On October 5, 2010, Little Brown reissued the novel in paperback with updates to modernize some of the content. I Know What You Did Last Summer was in the first group of 10 different titles that were updated and reissued with these changes. In the revised edition, Duncan gave her characters cell phones and updated some of her characters' clothing choices. The war Collie Wilson had fought in was changed from the Vietnam War to the Iraq War.

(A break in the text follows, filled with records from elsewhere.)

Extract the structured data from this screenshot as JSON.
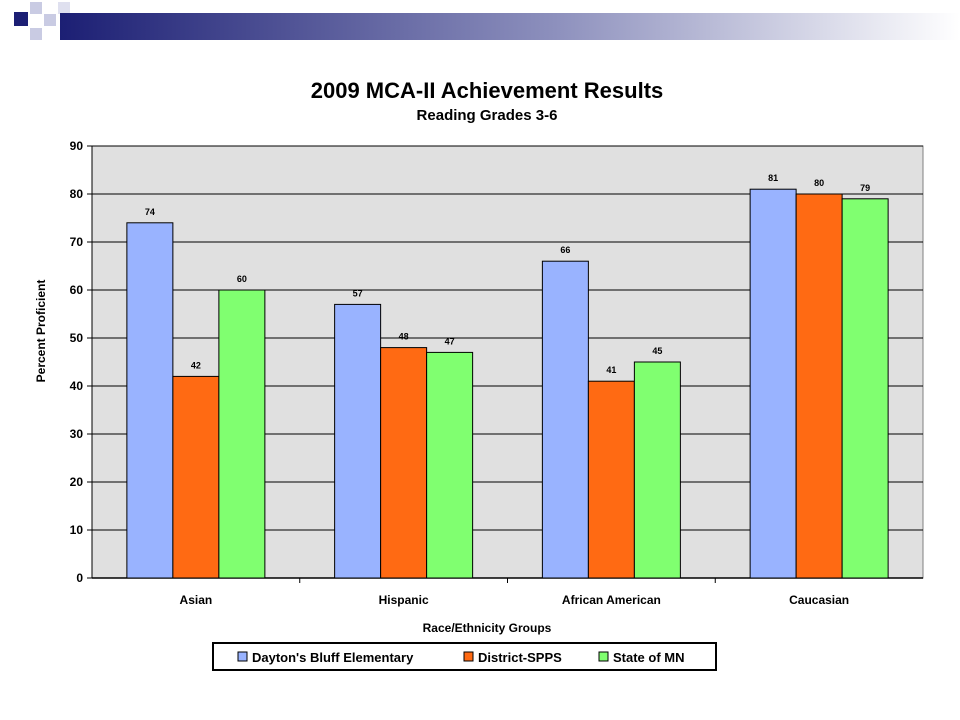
{
  "chart_data": {
    "type": "bar",
    "title": "2009 MCA-II Achievement Results",
    "subtitle": "Reading Grades 3-6",
    "xlabel": "Race/Ethnicity Groups",
    "ylabel": "Percent Proficient",
    "ylim": [
      0,
      90
    ],
    "yticks": [
      "0",
      "10",
      "20",
      "30",
      "40",
      "50",
      "60",
      "70",
      "80",
      "90"
    ],
    "categories": [
      "Asian",
      "Hispanic",
      "African American",
      "Caucasian"
    ],
    "series": [
      {
        "name": "Dayton's Bluff Elementary",
        "values": [
          74,
          57,
          66,
          81
        ],
        "color": "#99B3FF"
      },
      {
        "name": "District-SPPS",
        "values": [
          42,
          48,
          41,
          80
        ],
        "color": "#FF6A13"
      },
      {
        "name": "State of MN",
        "values": [
          60,
          47,
          45,
          79
        ],
        "color": "#80FF70"
      }
    ],
    "grid": true,
    "plot_background": "#E0E0E0",
    "legend_position": "bottom"
  }
}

An audiobook, read by Dennis Holland, was released by Hachette Audio in 2010 and features the modernized text. Lizzie Matkowski from Booklist thought that early on in the audiobook Holland "establishes a sense of normalcy in both the dialogue and narrative, which makes the revelations of what Julie and her friends did and their attempts to go on normally stand out starkly". She stated that the characters are deeply flawed, but that "Holland manages to redeem them little by little by emphasizing their naivete, youth, and regret".

== Reception ==
A movie tie-in edition of the novel released by Pocket Books in October 1997 sold 517,000 copies by November 1998. It was listed by Publishers Weekly as the top-selling children's fiction book for October, November and December 1997. A 1999 paperback edition published by Dell was selected as a 2005 Popular Paperback for Young Adults by the American Library Association.

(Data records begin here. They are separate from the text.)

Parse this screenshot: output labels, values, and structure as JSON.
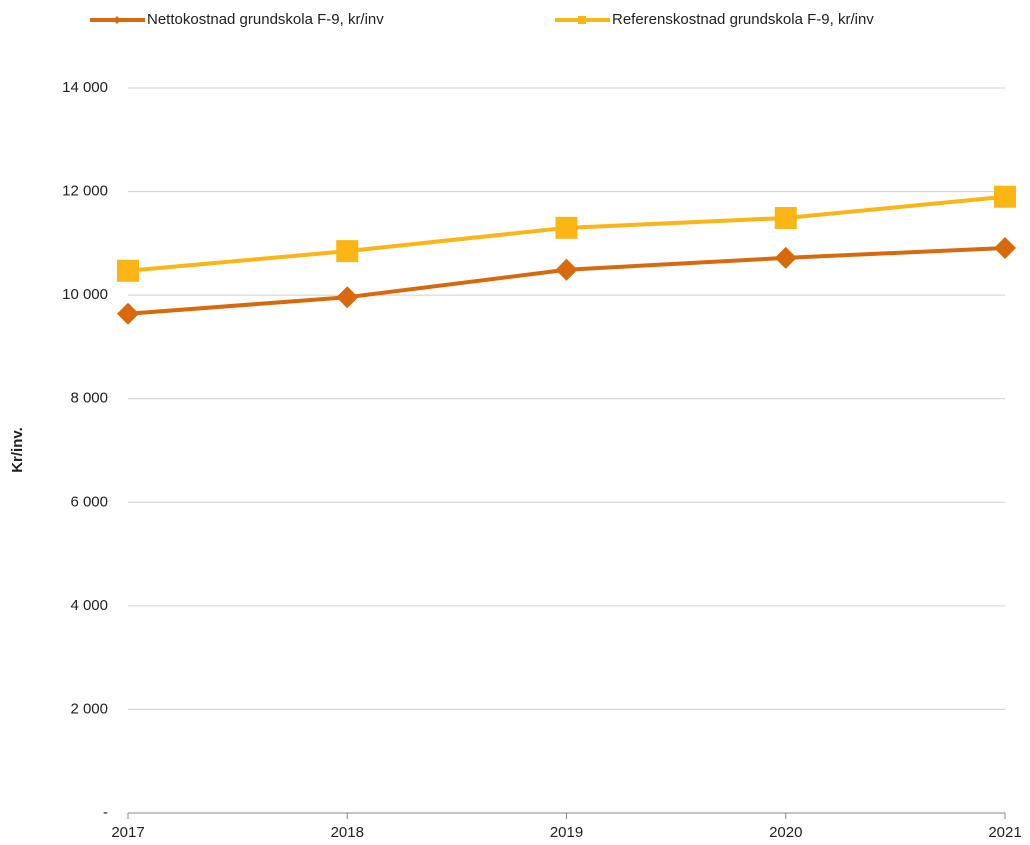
{
  "chart_data": {
    "type": "line",
    "y_label": "Kr/inv.",
    "categories": [
      "2017",
      "2018",
      "2019",
      "2020",
      "2021"
    ],
    "series": [
      {
        "name": "Nettokostnad grundskola F-9, kr/inv",
        "color": "#d8690d",
        "marker": "diamond",
        "values": [
          9640,
          9960,
          10490,
          10720,
          10910
        ]
      },
      {
        "name": "Referenskostnad grundskola F-9, kr/inv",
        "color": "#fbb515",
        "marker": "square",
        "values": [
          10470,
          10850,
          11300,
          11490,
          11900
        ]
      }
    ],
    "ylim": [
      0,
      14000
    ],
    "yticks": [
      {
        "value": 0,
        "label": "-"
      },
      {
        "value": 2000,
        "label": "2 000"
      },
      {
        "value": 4000,
        "label": "4 000"
      },
      {
        "value": 6000,
        "label": "6 000"
      },
      {
        "value": 8000,
        "label": "8 000"
      },
      {
        "value": 10000,
        "label": "10 000"
      },
      {
        "value": 12000,
        "label": "12 000"
      },
      {
        "value": 14000,
        "label": "14 000"
      }
    ],
    "grid": true,
    "legend": "top"
  }
}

A reviewer from Kirkus Reviews felt that Barry and Helen "are so vacuous that one hardly cares whether they get murdered or not". They stated that, despite this, the "madman murderer is cleverly concealed among a bevy of red herrings, and, as he zeroes in for his revenge, this turns into a high-velocity chiller with a double identity twist". Jennifer Moody writes in The Times Literary Supplement that "the mystery of who is responsible for the letters, the threats, and the violence, is handled with skill and panache". She added that Duncan "makes illuminating contrasts between the relationships of Julie and Ray on the one hand and Helen and Barry on the other". Complete Reviews M. A. Orthofer gave the story a B− rating, stating that the story was a "reasonably suspenseful guilt-ridden thriller", but that "the writing (and some of the plotting) is very, very basic".

== Franchise ==

=== Film adaptation ===
The novel was adapted into a 1997 film of the same name directed by Jim Gillespie and starring Jennifer Love Hewitt as Julie, Sarah Michelle Gellar as Helen, Ryan Phillippe as Barry, and Freddie Prinze Jr. as Ray. Although it retained the same premise of the novel, the story was re-envisioned as a slasher film, with the four friends being hunted by a hook-wielding killer, and takes place in the town of Southport, North Carolina. The film further deviates from the novel by having the friends accidentally run over a fisherman named Ben Willis, who secretly survives and is revealed as the killer. The film also features the deaths of several characters, including Barry and Helen. Duncan was critical of the adaptation, stating in a 2002 interview she was "appalled" her story was turned into a slasher film and, "As the mother of a murdered child, I don't find violent death something to squeal and giggle about."

The film was met with mixed reviews, but was a commercial success and spawned a film series consisting of a direct sequel in 1998, a standalone third film in 2006, and a legacy sequel to the first two films in 2025. Hewitt and Prinze Jr. reprised their roles in the 1998 sequel and the 2025 legacy sequel.

=== Television series ===
A television series based on the novel and part of the franchise was created by Sara Goodman for Amazon Prime Video in 2021. Like the films, the series is a slasher and follows a group of friends stalked by a brutal killer one year after covering up a car accident in which they killed someone. It was canceled by Amazon Prime the following year.